Supreme Opportunity Cost: Sometimes we overly diminish the role of individuals when assessing historical developments. That Ronald Reagan was in a position to be President when he was probably changed the direction of the Republican party (and the US) for decades. Because of his distinctive personal characteristics, Bill Clinton was able to get elected when other Democrats of similar views are not. As President, he also signed on to a welfare reform bill—and brought along enough Democrats in Congress—that contains far more radical reform than anything President Bush has managed to achieve. In short, individuals matter.

I have long bemoaned the opportunity cost of the aborted Supreme Court nomination of Judge Douglas Ginsburg of the D.C Circuit Court of Appeals. Nominated in the wake of Robert Bork's defeat, Ginsburg was pressured (rumor has it by then-Drug "Czar" Bill Bennett) to withdraw his name when it was disclosed by Nina Totenberg (whose speaker's agent brags about it here) that he had smoked marijuana in the presence of law students when he was a professor at Harvard Law School. Anthony Kennedy was nominated in his place.

What happened to Judge Ginsburg was a tragedy for liberty, and a terrible injustice to a very decent man. Without casting any aspersions on Justice Kennedy, I really wish that now-Chief Judge Ginsburg, the most libertarian Supreme Court nominee in the modern era, had been on the Court these past 15 years. At any rate Ex Post yesterday posted a nice talk by Judge Ginsburg.

Related Posts (on one page):

  1. Rumor Update:
  2. Supreme Opportunity Cost:
Rumor Update: This is an awkward post to write. In an earlier post, I mentioned in passing a rumor that "then-Drug Czar" Bill Bennett pressured Judge Douglas Ginsburg to withdraw as a Supreme Court nominee after it was disclosed that he had smoked marijuana as a law professor in the presence of students. Presumably in an effort to cast doubt on the rumor, John Podhoretz emailed Glenn Reynolds (not me) to say that Bennett was Secretary of Education at the time, not Drug Czar.
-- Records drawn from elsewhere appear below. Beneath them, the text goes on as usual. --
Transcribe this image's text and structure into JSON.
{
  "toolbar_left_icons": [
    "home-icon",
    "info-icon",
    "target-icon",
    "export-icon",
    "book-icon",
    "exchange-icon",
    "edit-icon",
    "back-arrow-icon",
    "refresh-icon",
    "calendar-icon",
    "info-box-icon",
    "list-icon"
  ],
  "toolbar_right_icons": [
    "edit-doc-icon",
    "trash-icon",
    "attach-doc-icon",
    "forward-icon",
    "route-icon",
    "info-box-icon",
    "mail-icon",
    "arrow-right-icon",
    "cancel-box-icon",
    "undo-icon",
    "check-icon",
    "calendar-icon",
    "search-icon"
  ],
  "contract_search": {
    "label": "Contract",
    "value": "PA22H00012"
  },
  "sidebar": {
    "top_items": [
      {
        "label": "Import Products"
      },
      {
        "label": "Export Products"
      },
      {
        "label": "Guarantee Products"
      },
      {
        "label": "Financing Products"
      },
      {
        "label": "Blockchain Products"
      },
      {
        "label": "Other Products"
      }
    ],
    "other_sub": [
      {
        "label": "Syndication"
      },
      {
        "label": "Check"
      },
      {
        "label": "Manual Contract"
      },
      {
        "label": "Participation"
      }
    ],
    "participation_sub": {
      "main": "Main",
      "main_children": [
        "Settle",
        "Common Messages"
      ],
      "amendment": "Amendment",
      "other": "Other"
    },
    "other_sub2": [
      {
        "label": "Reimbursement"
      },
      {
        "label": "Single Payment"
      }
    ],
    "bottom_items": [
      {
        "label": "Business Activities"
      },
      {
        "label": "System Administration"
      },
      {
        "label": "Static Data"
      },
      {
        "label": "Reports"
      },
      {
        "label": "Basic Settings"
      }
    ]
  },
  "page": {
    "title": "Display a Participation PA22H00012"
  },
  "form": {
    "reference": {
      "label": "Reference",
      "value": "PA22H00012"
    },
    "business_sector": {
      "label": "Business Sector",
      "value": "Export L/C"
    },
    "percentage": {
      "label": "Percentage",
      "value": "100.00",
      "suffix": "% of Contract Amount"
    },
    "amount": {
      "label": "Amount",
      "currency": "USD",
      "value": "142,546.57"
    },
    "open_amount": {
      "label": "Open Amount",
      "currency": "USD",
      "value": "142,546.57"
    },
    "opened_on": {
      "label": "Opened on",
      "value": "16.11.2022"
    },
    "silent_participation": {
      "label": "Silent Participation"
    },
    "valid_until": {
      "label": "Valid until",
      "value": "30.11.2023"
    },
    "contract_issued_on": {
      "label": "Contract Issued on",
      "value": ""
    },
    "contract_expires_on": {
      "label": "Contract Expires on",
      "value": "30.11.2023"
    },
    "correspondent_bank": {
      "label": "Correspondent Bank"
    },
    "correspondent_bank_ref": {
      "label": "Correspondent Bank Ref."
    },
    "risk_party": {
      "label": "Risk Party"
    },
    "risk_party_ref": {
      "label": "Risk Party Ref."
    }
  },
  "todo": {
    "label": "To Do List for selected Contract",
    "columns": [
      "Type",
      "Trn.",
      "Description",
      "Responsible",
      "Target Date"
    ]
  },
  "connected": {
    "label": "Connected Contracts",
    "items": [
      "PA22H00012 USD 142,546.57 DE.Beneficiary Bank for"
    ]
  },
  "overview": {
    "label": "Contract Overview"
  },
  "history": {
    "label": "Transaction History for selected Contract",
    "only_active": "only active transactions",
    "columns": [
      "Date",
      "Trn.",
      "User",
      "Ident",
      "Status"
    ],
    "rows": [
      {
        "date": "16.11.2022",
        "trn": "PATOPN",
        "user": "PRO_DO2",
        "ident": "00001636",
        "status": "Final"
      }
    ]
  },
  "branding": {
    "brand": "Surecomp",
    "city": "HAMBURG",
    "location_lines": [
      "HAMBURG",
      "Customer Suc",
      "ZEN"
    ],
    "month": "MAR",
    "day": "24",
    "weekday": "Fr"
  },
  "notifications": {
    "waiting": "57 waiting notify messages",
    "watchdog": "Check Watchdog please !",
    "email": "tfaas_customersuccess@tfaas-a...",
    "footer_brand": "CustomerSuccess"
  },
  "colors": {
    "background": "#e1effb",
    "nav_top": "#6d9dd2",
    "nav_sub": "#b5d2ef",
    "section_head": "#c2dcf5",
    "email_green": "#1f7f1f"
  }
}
Although the unconfirmed story I heard had many more details than I reported, it did not include the fact of Bennett's position in the Reagan administration. I added that erroneous detail myself for context. So the inaccuracy of that fact does not go to the accuracy of the story I was told itself. But the awkwardness of posting this clarification now is that this was, after all, a story. I have no personal knowledge of its accuracy. But it was told to me close in time to the event by someone who I think would have been in a position to know its truth (not Judge Ginsburg with whom I have never discussed this), else I would not have related it, even in passing, in the first place. And if Podhoretz is correct that "At the time, in 1987, it was a lead-pipe cinch that any public figure who had to admit to doing illegal drugs was in BIG trouble," as well he may be, then why is it difficult to believe that Bennett would approach Judge Ginsburg to get him to withdraw? Especially given what we now know of Bennett's interest in drug prohibition. In light of Podhoretz's observation, it is interesting that the story I heard contained another detail: When informed of Judge Ginsburg's withdrawal, President Reagan expressed his disappointment as he was preparing to fight for confirmation. But as I said: it's only a story.